Şaşırmaya doymayacağım
‘Sen ne menem şeysin ve hala bunlara mı şaşırıyorsun’ şeklinde gelen sorunu havada karşılıyor ve derhal cevabımı yapıştırıyorum tatlı okur: ‘Vallahi de billahi de hem de nasıl, deliler gibi şaşıyorum!’ Şaşırmaya ölene kadar da doyamayacağımı söylemek istiyorum. Şu uçakları görse Evliya Çelebi’nin iyimserliği tavan yapmaz, borsaları çalkalamaz mıydı? Edison ve Newton Googla’da şöyle bir sörf yapsalar mutluluktan kanat takıp uçmazlar mıydı? Hayalini kurmadan edemiyorum.

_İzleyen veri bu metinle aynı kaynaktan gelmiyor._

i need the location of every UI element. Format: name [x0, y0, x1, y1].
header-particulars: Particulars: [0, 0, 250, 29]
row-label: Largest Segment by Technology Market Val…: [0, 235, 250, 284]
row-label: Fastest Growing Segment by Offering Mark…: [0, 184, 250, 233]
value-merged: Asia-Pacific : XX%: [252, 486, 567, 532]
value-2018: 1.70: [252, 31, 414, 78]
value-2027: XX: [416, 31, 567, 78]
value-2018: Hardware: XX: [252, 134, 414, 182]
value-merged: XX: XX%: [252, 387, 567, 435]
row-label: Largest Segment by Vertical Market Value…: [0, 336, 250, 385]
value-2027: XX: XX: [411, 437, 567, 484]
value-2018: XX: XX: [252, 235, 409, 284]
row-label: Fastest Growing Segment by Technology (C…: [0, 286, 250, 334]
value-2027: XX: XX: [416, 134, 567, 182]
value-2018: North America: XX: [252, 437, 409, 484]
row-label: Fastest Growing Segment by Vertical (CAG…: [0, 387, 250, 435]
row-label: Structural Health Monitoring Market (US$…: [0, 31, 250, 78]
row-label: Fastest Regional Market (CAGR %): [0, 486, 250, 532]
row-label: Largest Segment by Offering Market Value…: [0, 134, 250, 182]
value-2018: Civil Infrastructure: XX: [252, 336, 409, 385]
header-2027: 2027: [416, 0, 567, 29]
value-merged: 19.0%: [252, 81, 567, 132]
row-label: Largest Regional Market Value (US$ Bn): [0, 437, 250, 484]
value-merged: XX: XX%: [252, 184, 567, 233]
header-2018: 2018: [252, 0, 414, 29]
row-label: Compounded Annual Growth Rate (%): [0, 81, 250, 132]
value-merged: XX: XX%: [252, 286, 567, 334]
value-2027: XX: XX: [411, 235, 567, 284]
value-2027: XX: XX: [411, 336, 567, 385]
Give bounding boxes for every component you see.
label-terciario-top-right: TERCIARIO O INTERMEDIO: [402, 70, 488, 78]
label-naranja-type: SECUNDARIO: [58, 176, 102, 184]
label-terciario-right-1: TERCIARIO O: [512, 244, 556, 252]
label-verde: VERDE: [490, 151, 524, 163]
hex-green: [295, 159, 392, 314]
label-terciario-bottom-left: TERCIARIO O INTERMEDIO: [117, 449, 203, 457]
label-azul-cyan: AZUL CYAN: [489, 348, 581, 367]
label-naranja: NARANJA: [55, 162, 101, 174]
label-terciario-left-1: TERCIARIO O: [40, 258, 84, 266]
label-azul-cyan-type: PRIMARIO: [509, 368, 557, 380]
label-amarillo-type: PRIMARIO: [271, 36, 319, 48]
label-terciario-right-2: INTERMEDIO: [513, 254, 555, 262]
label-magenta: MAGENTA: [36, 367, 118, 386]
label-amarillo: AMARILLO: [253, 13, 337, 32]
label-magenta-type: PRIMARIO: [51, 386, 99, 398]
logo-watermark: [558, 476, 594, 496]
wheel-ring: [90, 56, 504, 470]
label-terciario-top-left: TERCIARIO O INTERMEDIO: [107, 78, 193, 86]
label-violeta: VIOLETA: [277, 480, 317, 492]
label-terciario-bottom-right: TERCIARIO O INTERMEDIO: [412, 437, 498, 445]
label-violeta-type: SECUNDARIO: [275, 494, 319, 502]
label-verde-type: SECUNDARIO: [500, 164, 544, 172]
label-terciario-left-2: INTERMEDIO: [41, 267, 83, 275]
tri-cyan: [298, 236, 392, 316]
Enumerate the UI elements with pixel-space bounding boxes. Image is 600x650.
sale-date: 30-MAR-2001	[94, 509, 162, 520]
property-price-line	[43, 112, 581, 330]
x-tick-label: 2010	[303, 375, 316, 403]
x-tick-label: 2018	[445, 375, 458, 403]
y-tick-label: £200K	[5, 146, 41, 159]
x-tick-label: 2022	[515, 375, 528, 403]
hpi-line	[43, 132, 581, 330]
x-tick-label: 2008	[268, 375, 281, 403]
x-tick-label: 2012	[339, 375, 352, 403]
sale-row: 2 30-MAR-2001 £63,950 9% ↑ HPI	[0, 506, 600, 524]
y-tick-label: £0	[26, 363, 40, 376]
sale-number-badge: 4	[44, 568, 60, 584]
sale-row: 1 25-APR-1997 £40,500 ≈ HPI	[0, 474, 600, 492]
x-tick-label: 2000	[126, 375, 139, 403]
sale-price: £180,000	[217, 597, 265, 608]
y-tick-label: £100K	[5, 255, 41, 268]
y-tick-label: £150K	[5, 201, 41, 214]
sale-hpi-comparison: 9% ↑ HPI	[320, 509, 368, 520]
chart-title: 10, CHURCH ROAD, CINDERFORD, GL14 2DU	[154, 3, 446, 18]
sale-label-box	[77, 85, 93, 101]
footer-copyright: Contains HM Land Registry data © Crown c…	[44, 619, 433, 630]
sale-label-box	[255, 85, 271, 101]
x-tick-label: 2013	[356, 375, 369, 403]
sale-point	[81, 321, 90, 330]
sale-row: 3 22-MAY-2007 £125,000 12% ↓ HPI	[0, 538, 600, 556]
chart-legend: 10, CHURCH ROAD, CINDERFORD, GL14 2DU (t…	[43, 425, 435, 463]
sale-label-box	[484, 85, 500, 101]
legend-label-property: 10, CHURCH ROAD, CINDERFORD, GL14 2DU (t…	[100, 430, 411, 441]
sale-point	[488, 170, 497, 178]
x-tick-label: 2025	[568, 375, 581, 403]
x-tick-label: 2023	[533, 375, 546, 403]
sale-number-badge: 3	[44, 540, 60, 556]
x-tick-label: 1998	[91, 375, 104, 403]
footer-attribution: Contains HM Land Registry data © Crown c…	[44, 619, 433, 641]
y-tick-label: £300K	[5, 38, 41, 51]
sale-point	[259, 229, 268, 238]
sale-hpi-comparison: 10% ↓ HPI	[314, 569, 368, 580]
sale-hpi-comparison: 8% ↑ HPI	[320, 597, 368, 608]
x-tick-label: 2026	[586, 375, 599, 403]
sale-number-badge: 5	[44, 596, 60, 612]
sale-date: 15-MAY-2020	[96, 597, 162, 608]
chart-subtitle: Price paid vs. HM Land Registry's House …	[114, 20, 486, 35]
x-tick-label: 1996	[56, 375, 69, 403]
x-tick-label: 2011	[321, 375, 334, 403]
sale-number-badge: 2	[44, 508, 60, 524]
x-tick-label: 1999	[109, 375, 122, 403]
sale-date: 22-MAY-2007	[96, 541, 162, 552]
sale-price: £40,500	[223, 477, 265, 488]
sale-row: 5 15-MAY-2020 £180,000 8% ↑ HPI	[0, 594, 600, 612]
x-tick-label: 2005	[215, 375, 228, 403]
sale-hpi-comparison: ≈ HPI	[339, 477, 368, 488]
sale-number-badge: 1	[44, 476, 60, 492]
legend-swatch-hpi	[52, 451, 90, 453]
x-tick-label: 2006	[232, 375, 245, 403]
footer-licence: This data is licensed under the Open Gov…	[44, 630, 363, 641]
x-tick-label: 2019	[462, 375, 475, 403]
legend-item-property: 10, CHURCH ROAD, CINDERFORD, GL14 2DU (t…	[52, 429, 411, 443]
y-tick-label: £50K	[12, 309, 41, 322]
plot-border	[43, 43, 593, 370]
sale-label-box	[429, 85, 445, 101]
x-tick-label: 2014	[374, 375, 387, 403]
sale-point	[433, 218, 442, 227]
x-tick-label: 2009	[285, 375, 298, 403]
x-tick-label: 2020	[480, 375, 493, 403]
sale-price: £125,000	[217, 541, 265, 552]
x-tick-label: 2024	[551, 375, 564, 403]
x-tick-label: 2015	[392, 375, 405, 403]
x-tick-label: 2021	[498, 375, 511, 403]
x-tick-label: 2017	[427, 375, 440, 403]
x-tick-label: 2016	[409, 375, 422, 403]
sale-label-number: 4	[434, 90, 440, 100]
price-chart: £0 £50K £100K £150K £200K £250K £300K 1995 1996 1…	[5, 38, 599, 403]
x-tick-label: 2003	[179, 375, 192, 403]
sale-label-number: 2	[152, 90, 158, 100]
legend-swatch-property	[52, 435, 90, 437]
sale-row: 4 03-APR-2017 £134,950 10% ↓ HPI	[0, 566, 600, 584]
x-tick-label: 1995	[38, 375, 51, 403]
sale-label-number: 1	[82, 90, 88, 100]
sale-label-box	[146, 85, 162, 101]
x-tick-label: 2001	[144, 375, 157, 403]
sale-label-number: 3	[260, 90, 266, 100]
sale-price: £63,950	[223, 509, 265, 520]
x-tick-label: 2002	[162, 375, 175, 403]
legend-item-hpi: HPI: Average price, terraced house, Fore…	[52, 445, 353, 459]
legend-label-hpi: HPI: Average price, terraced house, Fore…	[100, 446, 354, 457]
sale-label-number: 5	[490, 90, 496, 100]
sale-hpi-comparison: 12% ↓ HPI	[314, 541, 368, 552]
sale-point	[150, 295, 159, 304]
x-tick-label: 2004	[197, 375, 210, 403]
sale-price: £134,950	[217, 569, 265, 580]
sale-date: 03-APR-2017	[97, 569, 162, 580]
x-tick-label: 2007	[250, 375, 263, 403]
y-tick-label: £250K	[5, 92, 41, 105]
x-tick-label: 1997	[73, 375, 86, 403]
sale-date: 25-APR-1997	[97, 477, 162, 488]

İşte bu, sana iyimser olup, mutlu hissetmemiz için birinci neden. Teknoloji sayesinde geldiğimiz noktaya, dünya ve evrenin cebimize nasıl da sığdığına dönüp de bir bak lütfen. Tamam çok da zararları oldu. Ama annem Avustralya’ya gittiğinde cep telefonundan dünya aleme canlı yayın yaparak kanguruları göstermeye giriştiğinde gülümsemeden edemiyorum. Bu çok hoşuma gidiyor. Üstelik bir televizyoncu olarak mesleğim, sırf bu teknolojik gelişmeler yüzden soyu tükenmekte olan meslekler listesine girdiği halde. Çok değil daha 15 sene en havalı, en teknolojik mesleklerden biriyken televizyonculuk, şimdi elle zeybek çizmesi yapan son ustalara dönüştük.
Yani al bizi, soyumuz tükenmeden belgeselimizi yap.

Haberin Devamı

2007’den bir kitap
Dün kitaplığımdan ta 2007’de aldığım bir kitapla göz göze geldim. Adı İyimser Gelecek. John Brockman yazmış, NTV yayınlarından çıkmış. Elime tekrar alıp, takıldım. Yazar farklı farklı uzmanlara, bilim adamlarına “iyimser” hissetmemizi sağlayabilecek nedenleri sormuş. Çok da iyi yapmış. Beni de bu yazıyı yazmaya teşvik etti.


Kitapta iyimser hissetmemizi sağlayacak başlıktaki gibi 10 değil, 368 neden var. 153 düşünür dünyanın neden iyiye gideceğini anlatmış.
Özetle ruhlarımızı karartmayalım. Karamsarlıktan kurtulalım. Bak bahar da geldi. Patikalara çıkıp çiçek toplayalım.